Trocadero.com where I found the examples of the Japanese pottery posted in April ( Yakinomo: Fired Thing) is a fascinating site. It is as if you discovered a dusty little antique shop on a Tokyo side street; upon entering , you’re suddenly in a vast bazaar with many little stalls selling objects from the near-tacky to the sublime, including some that can only be described as museum-quality fine art. But beware: it’s easy to get lost in this site as it is the mother-lode for many other sites and finding your way back to the beginning can be a challenge.

Wandering down one of Trocadero’s mazes I came across a very interesting man named Nishimura Yohei (b.1947) an artist who might be best described as a conceptual ceramicist. One of his projects was to take books, interleave the pages with clay, then fire them in a kiln. I’ll show the you strange results of this project in the next post “Bookish Photographers”.

What really intrigues me are two works by Nishimura Yohei. One consists of two handsome wooden frames, each of which contains a glass vial. In each of the little bottles are the pulverized ashes of a “popular magazine”; one, the familiar TV Guide, the other a book called “Traveler’s Friend”, a guidebook I assume. One must assume because all is left of Traveler’s Friend is about an ounce or two of white ash, and the same with “TV Guide”. As the site says: “Each [little glass bottle] is surrounded by a slightly opaque rubbery substance that brings an out-of-focus aspect to parts of the bottle, making it appear ghost-like or wrapped in fog.”

 

 

So what is going on here? What possesses a man to immolate two very ordinary specimens of the mass media and then present their ashes in little glass bottles ? Are we inclined to remember the objects fused by the terrible heat of the atomic bombs dropped on Heroshima and Nagasaki and memorably photographed by Japanese photographer Heromi Tsuchida ?

 

 

Heromi Tsuchida, Immolated Buddha

 

All I know is I’m inclined to remember them. Is all the detritus of our consumer civilization destined to end up as little heaps of white ash? Then there is the conflict between the horror and mundaneness of the Nishimura piece and physical beauty of its presentation, a conflict that often energizes the best conceptual art. I’m thinking of Christo’s’ shroud rippling in the wind, wrapped around a building with a terrible history, the Reichstag in Berlin.

 

 


Christo

 

Another piece I recall is Jim Sanborn’s bronze “Kryptos” a lacy bronze scroll of cryptography in front of the CIA building in Virginia: secrets terrible and mundane wrapped in an enigma that not even the CIA experts themselves could decipher for years.

 

James Sanborn, Kryptos

 

Another friend, who tragically died by his own hand in 1990, was Yuri Schwebler; in 1970 he turned the Washington munument into a sundial. The result, a monstrous shadow marking time across a landscape of snow provoked the mind and delighted the eye. I’m sorry I don’t have a photo of this piece ( I also remember some very elegant drawings Yuri did of the work) but here’s a link to a funky Youtube video featuring Uncle Walter Cronkite and a few sad moments of Yuri himself.

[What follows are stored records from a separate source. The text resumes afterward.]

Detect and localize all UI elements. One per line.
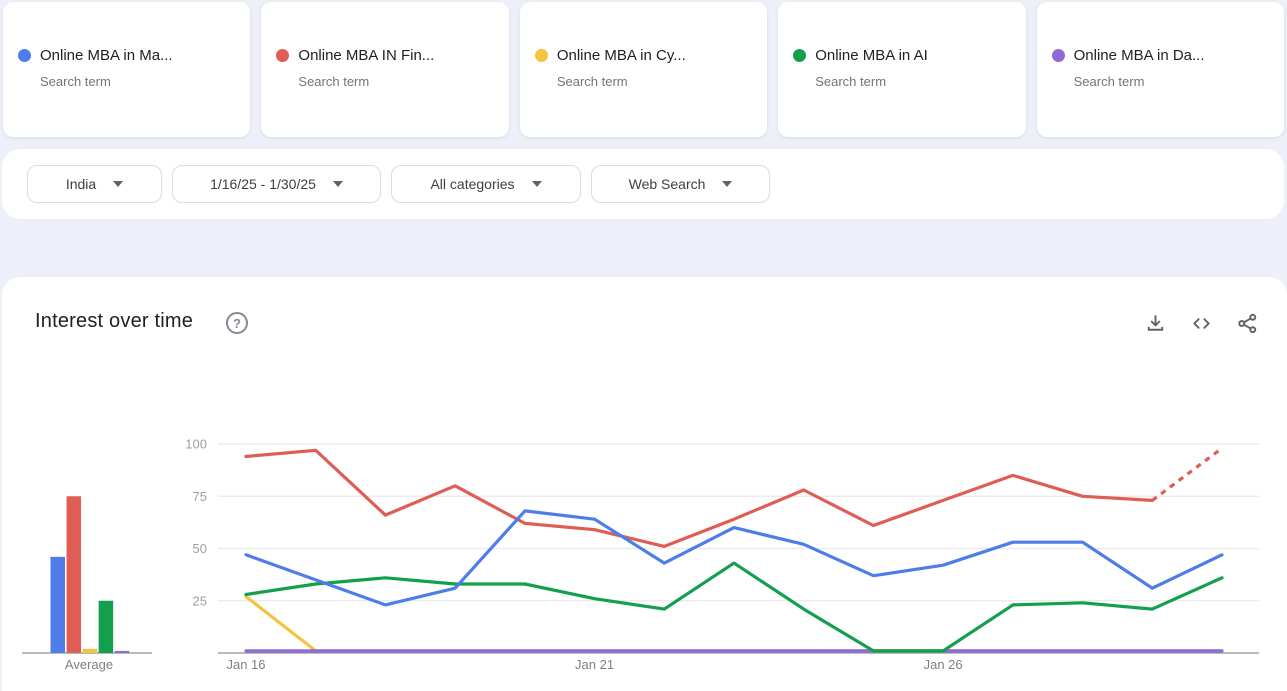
series-color-dot-icon bbox=[1051, 49, 1065, 62]
average-bar[interactable] bbox=[50, 556, 66, 653]
card-head: Online MBA IN Fin... bbox=[276, 47, 508, 64]
term-type-label: Search term bbox=[298, 74, 370, 89]
card-head: Online MBA in Cy... bbox=[534, 47, 767, 64]
download-icon[interactable] bbox=[1144, 312, 1167, 335]
embed-icon[interactable] bbox=[1190, 312, 1213, 335]
filter-value: 1/16/25 - 1/30/25 bbox=[210, 176, 316, 192]
series-line-dashed-1[interactable] bbox=[1151, 446, 1223, 502]
section-title: Interest over time bbox=[35, 310, 194, 332]
chevron-down-icon bbox=[113, 181, 124, 187]
filter-value: Web Search bbox=[628, 176, 706, 192]
y-tick-label: 50 bbox=[193, 541, 207, 556]
filter-category[interactable]: All categories bbox=[391, 165, 581, 203]
x-tick-label: Jan 21 bbox=[575, 657, 614, 672]
search-term-card[interactable]: Online MBA IN Fin... Search term bbox=[261, 2, 509, 137]
term-title: Online MBA in AI bbox=[815, 47, 928, 64]
share-icon[interactable] bbox=[1236, 312, 1259, 335]
search-terms-row: Online MBA in Ma... Search term Online MBA… bbox=[3, 2, 1285, 137]
term-title: Online MBA in Da... bbox=[1073, 47, 1205, 64]
average-bar[interactable] bbox=[114, 650, 130, 653]
series-color-dot-icon bbox=[793, 49, 807, 62]
term-type-label: Search term bbox=[1073, 74, 1145, 89]
series-line-0[interactable] bbox=[244, 509, 1224, 607]
search-term-card[interactable]: Online MBA in Da... Search term bbox=[1036, 2, 1285, 137]
series-color-dot-icon bbox=[18, 49, 31, 62]
series-line-1[interactable] bbox=[244, 448, 1154, 549]
y-tick-label: 75 bbox=[193, 489, 207, 504]
search-term-card[interactable]: Online MBA in AI Search term bbox=[778, 2, 1026, 137]
search-term-card[interactable]: Online MBA in Cy... Search term bbox=[519, 2, 768, 137]
average-bar[interactable] bbox=[82, 648, 98, 653]
series-color-dot-icon bbox=[534, 49, 548, 62]
term-title: Online MBA IN Fin... bbox=[298, 47, 435, 64]
card-head: Online MBA in AI bbox=[793, 47, 1025, 64]
y-tick-label: 100 bbox=[185, 437, 207, 452]
interest-over-time-chart[interactable]: 25 50 75 100 Jan 16 Jan 21 Jan 26 Average bbox=[0, 410, 1287, 691]
filter-value: India bbox=[65, 176, 97, 192]
filter-bar: India 1/16/25 - 1/30/25 All categories Web … bbox=[2, 149, 1284, 219]
term-type-label: Search term bbox=[556, 74, 628, 89]
average-label: Average bbox=[65, 657, 113, 672]
x-tick-label: Jan 26 bbox=[924, 657, 963, 672]
average-bar[interactable] bbox=[66, 496, 82, 653]
filter-value: All categories bbox=[430, 176, 515, 192]
term-type-label: Search term bbox=[815, 74, 887, 89]
interest-over-time-panel bbox=[2, 277, 1287, 691]
term-type-label: Search term bbox=[40, 74, 111, 89]
filter-date-range[interactable]: 1/16/25 - 1/30/25 bbox=[172, 165, 381, 203]
filter-search-type[interactable]: Web Search bbox=[591, 165, 770, 203]
chevron-down-icon bbox=[332, 181, 343, 187]
series-line-3[interactable] bbox=[244, 561, 1224, 653]
card-head: Online MBA in Ma... bbox=[18, 47, 250, 64]
help-icon[interactable]: ? bbox=[226, 312, 248, 334]
chevron-down-icon bbox=[722, 181, 733, 187]
series-color-dot-icon bbox=[276, 49, 290, 62]
chevron-down-icon bbox=[531, 181, 542, 187]
y-tick-label: 25 bbox=[193, 593, 207, 608]
chart-action-icons bbox=[1144, 312, 1259, 335]
filter-region[interactable]: India bbox=[27, 165, 162, 203]
search-term-card[interactable]: Online MBA in Ma... Search term bbox=[3, 2, 251, 137]
term-title: Online MBA in Ma... bbox=[40, 47, 173, 64]
x-tick-label: Jan 16 bbox=[226, 657, 265, 672]
term-title: Online MBA in Cy... bbox=[556, 47, 686, 64]
card-head: Online MBA in Da... bbox=[1051, 47, 1284, 64]
average-bar[interactable] bbox=[98, 600, 114, 653]
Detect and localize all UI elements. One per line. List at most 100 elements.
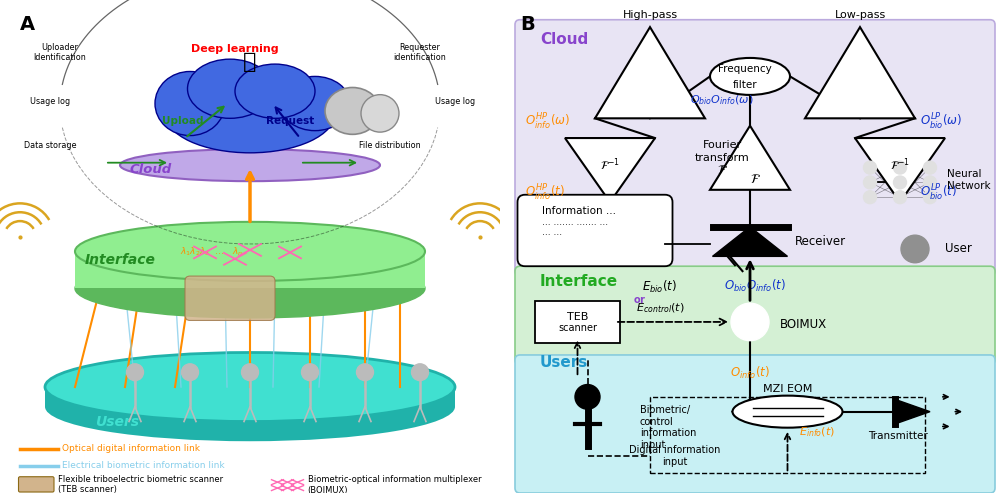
Text: Request: Request: [266, 116, 314, 126]
Circle shape: [575, 385, 600, 409]
Circle shape: [924, 191, 936, 204]
Text: $E_{bio}(t)$: $E_{bio}(t)$: [642, 279, 678, 295]
Text: $\mathcal{F}$: $\mathcal{F}$: [717, 164, 728, 176]
Ellipse shape: [120, 149, 380, 181]
Polygon shape: [712, 227, 788, 256]
Text: Fourier: Fourier: [703, 141, 742, 150]
Circle shape: [242, 364, 258, 381]
Ellipse shape: [45, 372, 455, 441]
Circle shape: [901, 235, 929, 263]
Text: Neural
Network: Neural Network: [948, 169, 991, 191]
Text: transform: transform: [695, 153, 750, 163]
Ellipse shape: [732, 395, 842, 428]
Text: Usage log: Usage log: [435, 97, 475, 106]
Ellipse shape: [235, 64, 315, 118]
Text: Upload: Upload: [162, 116, 203, 126]
Text: Cloud: Cloud: [540, 33, 588, 47]
Text: $E_{info}(t)$: $E_{info}(t)$: [799, 425, 836, 439]
Polygon shape: [895, 399, 930, 424]
Text: Transmitter: Transmitter: [868, 431, 927, 441]
Circle shape: [731, 303, 769, 341]
Ellipse shape: [165, 74, 335, 153]
Circle shape: [924, 161, 936, 174]
Text: $O_{info}(t)$: $O_{info}(t)$: [730, 365, 770, 381]
Text: Low-pass: Low-pass: [834, 10, 886, 20]
Circle shape: [894, 191, 906, 204]
Text: Electrical biometric information link: Electrical biometric information link: [62, 461, 225, 470]
Text: Digital information
input: Digital information input: [629, 445, 721, 467]
Text: $\mathbf{or}$: $\mathbf{or}$: [633, 294, 647, 305]
Text: $O^{LP}_{bio}(\omega)$: $O^{LP}_{bio}(\omega)$: [920, 112, 962, 132]
Text: Biometric/
control
information
input: Biometric/ control information input: [640, 405, 696, 450]
Text: Optical digital information link: Optical digital information link: [62, 444, 200, 453]
Text: File distribution: File distribution: [359, 141, 421, 150]
Text: filter: filter: [733, 80, 757, 90]
Text: Frequency: Frequency: [718, 64, 772, 74]
Ellipse shape: [155, 71, 225, 136]
Text: $O^{HP}_{info}(t)$: $O^{HP}_{info}(t)$: [525, 183, 565, 204]
Ellipse shape: [75, 259, 425, 318]
Bar: [75, 251, 425, 288]
Text: MZI EOM: MZI EOM: [763, 385, 812, 394]
Ellipse shape: [280, 76, 350, 131]
Text: $O^{LP}_{bio}(t)$: $O^{LP}_{bio}(t)$: [920, 183, 957, 204]
Text: $\mathcal{F}$: $\mathcal{F}$: [750, 174, 760, 186]
Text: Interface: Interface: [85, 253, 156, 267]
FancyBboxPatch shape: [185, 276, 275, 320]
Text: $O^{HP}_{info}(\omega)$: $O^{HP}_{info}(\omega)$: [525, 112, 570, 132]
Text: Usage log: Usage log: [30, 97, 70, 106]
Text: ... ....... ....... ...: ... ....... ....... ...: [542, 218, 609, 227]
Text: Users: Users: [540, 355, 588, 370]
Ellipse shape: [45, 352, 455, 422]
FancyBboxPatch shape: [515, 266, 995, 365]
Circle shape: [894, 176, 906, 189]
Circle shape: [864, 161, 876, 174]
FancyBboxPatch shape: [18, 477, 54, 492]
Circle shape: [182, 364, 198, 381]
FancyBboxPatch shape: [515, 20, 995, 276]
Circle shape: [412, 364, 428, 381]
Ellipse shape: [75, 222, 425, 281]
Polygon shape: [710, 126, 790, 190]
FancyBboxPatch shape: [515, 355, 995, 493]
Circle shape: [864, 176, 876, 189]
Circle shape: [356, 364, 374, 381]
Text: Uploader
Identification: Uploader Identification: [34, 43, 86, 62]
Text: $O_{bio}O_{info}(t)$: $O_{bio}O_{info}(t)$: [724, 278, 786, 294]
Text: High-pass: High-pass: [622, 10, 678, 20]
Text: Information ...: Information ...: [542, 207, 616, 216]
Text: Deep learning: Deep learning: [191, 44, 279, 54]
FancyBboxPatch shape: [535, 301, 620, 343]
Text: A: A: [20, 15, 35, 34]
Text: $O_{bio}O_{info}(\omega)$: $O_{bio}O_{info}(\omega)$: [690, 94, 754, 107]
Ellipse shape: [325, 88, 380, 135]
Circle shape: [361, 95, 399, 132]
Text: ... ...: ... ...: [542, 228, 563, 237]
Text: $\mathcal{F}^{-1}$: $\mathcal{F}^{-1}$: [890, 157, 910, 174]
Text: Users: Users: [95, 416, 139, 429]
Polygon shape: [855, 138, 945, 202]
Text: Data storage: Data storage: [24, 141, 76, 150]
Text: $\mathcal{F}^{-1}$: $\mathcal{F}^{-1}$: [600, 157, 620, 174]
Text: Cloud: Cloud: [130, 163, 172, 176]
Text: 🔑: 🔑: [243, 52, 257, 71]
Circle shape: [894, 161, 906, 174]
Text: $\lambda_1\lambda_2\lambda_3$  ....  $\lambda_n$: $\lambda_1\lambda_2\lambda_3$ .... $\lam…: [180, 246, 243, 258]
Text: B: B: [520, 15, 535, 34]
Text: Biometric-optical information multiplexer
(BOIMUX): Biometric-optical information multiplexe…: [308, 475, 481, 493]
Polygon shape: [565, 138, 655, 202]
Text: $E_{control}(t)$: $E_{control}(t)$: [636, 302, 684, 316]
Ellipse shape: [710, 58, 790, 95]
Text: BOIMUX: BOIMUX: [780, 318, 827, 331]
Text: scanner: scanner: [558, 323, 597, 333]
Circle shape: [864, 191, 876, 204]
Circle shape: [302, 364, 318, 381]
Text: TEB: TEB: [567, 312, 588, 322]
Text: User: User: [945, 243, 972, 255]
Text: Flexible triboelectric biometric scanner
(TEB scanner): Flexible triboelectric biometric scanner…: [58, 475, 223, 493]
Ellipse shape: [188, 59, 272, 118]
FancyBboxPatch shape: [518, 195, 672, 266]
Circle shape: [924, 176, 936, 189]
Text: Receiver: Receiver: [795, 235, 846, 248]
Bar: [45, 387, 455, 407]
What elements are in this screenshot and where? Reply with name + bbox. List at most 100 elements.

http://www.youtube.com/watch?v=_M5WXcVsfIk.

Yuri Schwebler said of his sundial monument. “The artwork begins as an idea, crosses three planes of reality, the mental, the physical, the spiritual, and ends as an idea.” Which is a pretty good description of the best in conceptual art.

 

Nishimura Yohei

Nishimura has another work that explodes in the mind and delights the eye. What you see a small, exquisitely painted, jewel-like ceramic box, completely sealed. Inside the box is a popular magazine , title unknown. Pick up the box and shake it and you can hear the magazine rattle. You can’t open the box without destroying it. Again a beautiful combination pf the magnificent and the mundane. We can only share the puzzlement of the future archeologist that comes across this artifact. Instead of a mummified pharaoh, the sarcophagus of the 21st century holds the remains of a Japanese manga comic book or a copy of the TV Guide.

And speaking of sarcophagi, finally we have the work of David Maisel who has a book out called Library of Dust. The library consists of a number of weathered canisters “containing the cremated remains of the unclaimed dead from an Oregon pychiatric hospital”, some going back as far as the 19th century.

 

David Maisel

 

Refined estheticism combined with a brutal banality. As Andre Breton said: beauty will be convulsive or will not be at all.